Кисель что-то нахмурено подумал, побарабанил пальцами по столу:
— Да-да, Данило Васильевич, навязал ты, накрутил каких-то узлов, как паршивая пряха. Ну, а как думаешь их решать, что для этого надо
— Мыслить, думать, и не только о заготовках и закупках, но о жизни и земле, и земледельце, — задумчиво вел Броварник. — Здесь есть над чем пораскинуть мозгами, и ни я, ни ты сразу не решим, не разрубим эти узлы.
— А кто же их разрубит?
— Партия, только она.
— Фу, — облегчено вздохнул Кисель и улыбнулся: — Прямо гора свалилась с моих плеч. А я уже все передумал о тебе: не скапустился ли ты часом за свою партизанщину, не сагитировал ли тебя какой-нибудь элемент…
— И уже что-то искал во мне?
— И искал… Другую душу нащупывал, — снова улыбнулся Кисель.
— Другую душу нащупывал? — нехорошие огоньки вспыхнули в серо-голубых глазах Броварника. — Так заведи в мою душу милицию, чтобы она потрусила ее.
Кисель удивился:
— Ну чего ты после партизанщины таким горячим стал?
— Потому, что много хладнолобых крутится возле села.
— Ну, это, знаешь, переходит всякие границы! — встал из-за стола Кисель. — Гости гостями, но и хозяин должен честь знать.
— Это и гостя немного касается, — и себе встал Броварник.
— Данило, бог с тобой, что ты мелешь… Посидите еще, Андрон Потапович, будьте настолько ласковы… Мой старик как только выпьет, так найдет какой-нибудь узел, — начала утихомиривать мужа и гостя жена Броварника. — И прошу, ешьте, ешьте, чтобы меньше говорили.
Эти слова как-то успокоили всех, а Марко засмеялся.
— Прямо не узнаю тебя ныне, — настороженно смотрит на хозяина Кисель и нехотя садится на скамейку. — Ну чего ты раскапризничался? На мозоль наступил тебе?
— На корень мой наступил.
— Хрупкий он у тебя. Посоветую тебе по-товарищески: твои мысли про дядьку и разных узлах — это мысли на стремянке. Слишком много берешь на себя.
— Я всегда брал на себя столько, сколько мог выдержать, иногда даже больше. А ты, как присмотрюсь, всюду жалел себя. Теперь, когда я бросаю правду в глаза, ты готов стать моим врагом.
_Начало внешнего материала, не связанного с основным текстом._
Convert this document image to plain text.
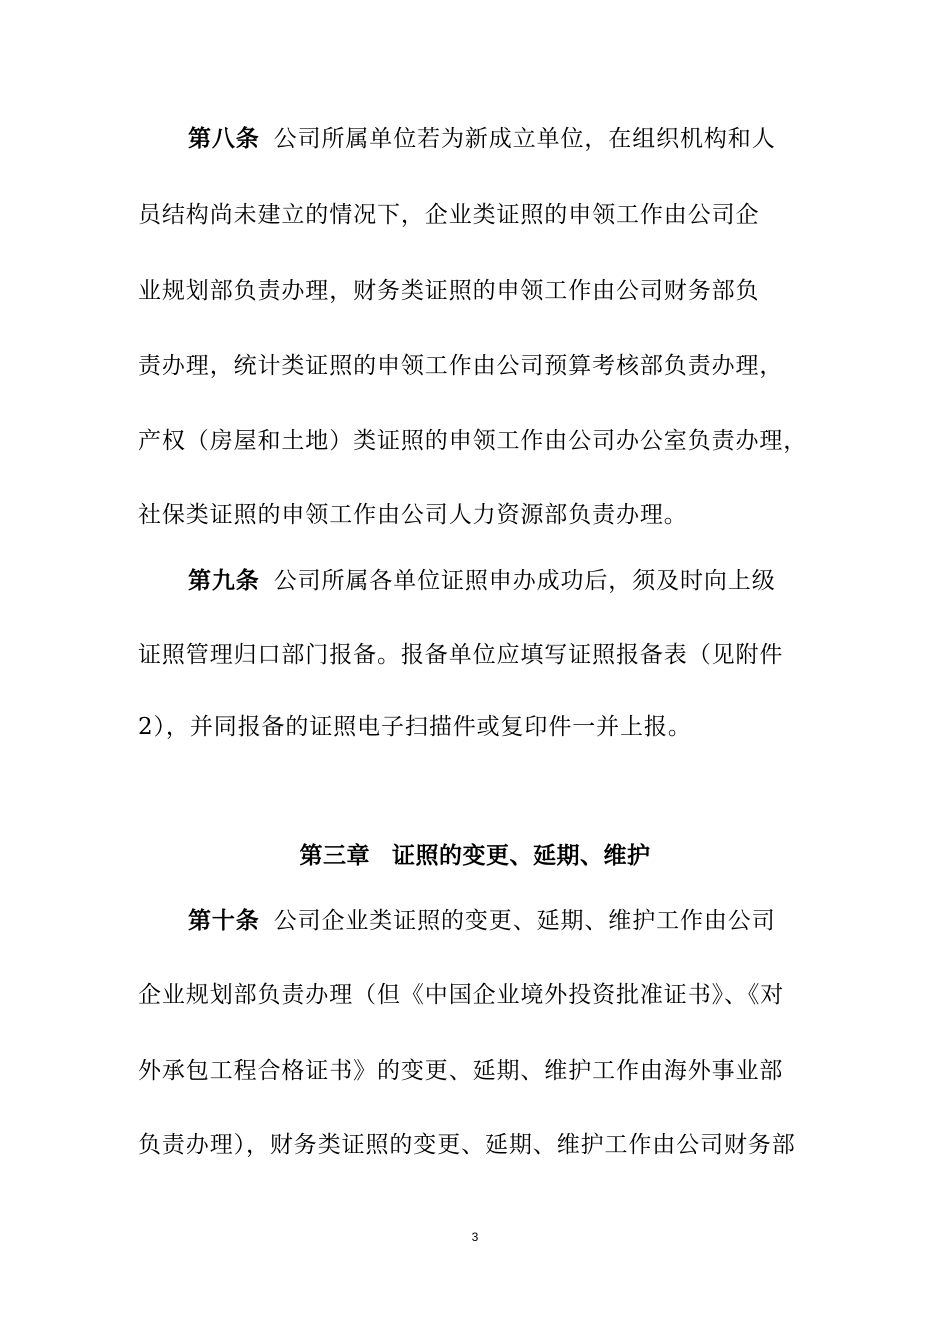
第八条 公司所属单位若为新成立单位，在组织机构和人
员结构尚未建立的情况下，企业类证照的申领工作由公司企
业规划部负责办理，财务类证照的申领工作由公司财务部负
责办理，统计类证照的申领工作由公司预算考核部负责办理，
产权（房屋和土地）类证照的申领工作由公司办公室负责办理，
社保类证照的申领工作由公司人力资源部负责办理。
第九条 公司所属各单位证照申办成功后，须及时向上级
证照管理归口部门报备。报备单位应填写证照报备表（见附件
2），并同报备的证照电子扫描件或复印件一并上报。
第三章 证照的变更、延期、维护
第十条 公司企业类证照的变更、延期、维护工作由公司
企业规划部负责办理（但《中国企业境外投资批准证书》、《对
外承包工程合格证书》的变更、延期、维护工作由海外事业部
负责办理），财务类证照的变更、延期、维护工作由公司财务部
3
Вот и послушай еще немного меня и о моей душе тоже. Ты плюнул сегодня в нее и даже не понял этого, потому что, извини, ты не пашешь, не сеешь, а только подгоняешь, подталкиваешь, и горе твое только в этом. Как ты мог подумать о другой душе партизана, коммуниста в такое время, когда даже некоторые принцы и короли с удивлением присматриваются к коммунизму? Вот и значит, что отстал ты от нас лет на двадцать.
— Скажи: на тридцать! — криво засмеялся Кисель.
— Хватит с тебя и двадцати… И откуда только берутся знатоки, которые любят нащупывать другую душу? Пусть они лучше разберутся в настоящий единственной душе земледельца без крика и подозрений.
— Жаль мне тебя! — сдерживая гнев, сказал Кисель. — Рано ты благодушие начал разводить. О бдительности надо думать.
— Надо и о бдительности не забывать, но не так, как кое-кто делает — бросает подозрение на каждого человека, как заплату на одежку, — вмешался Марко.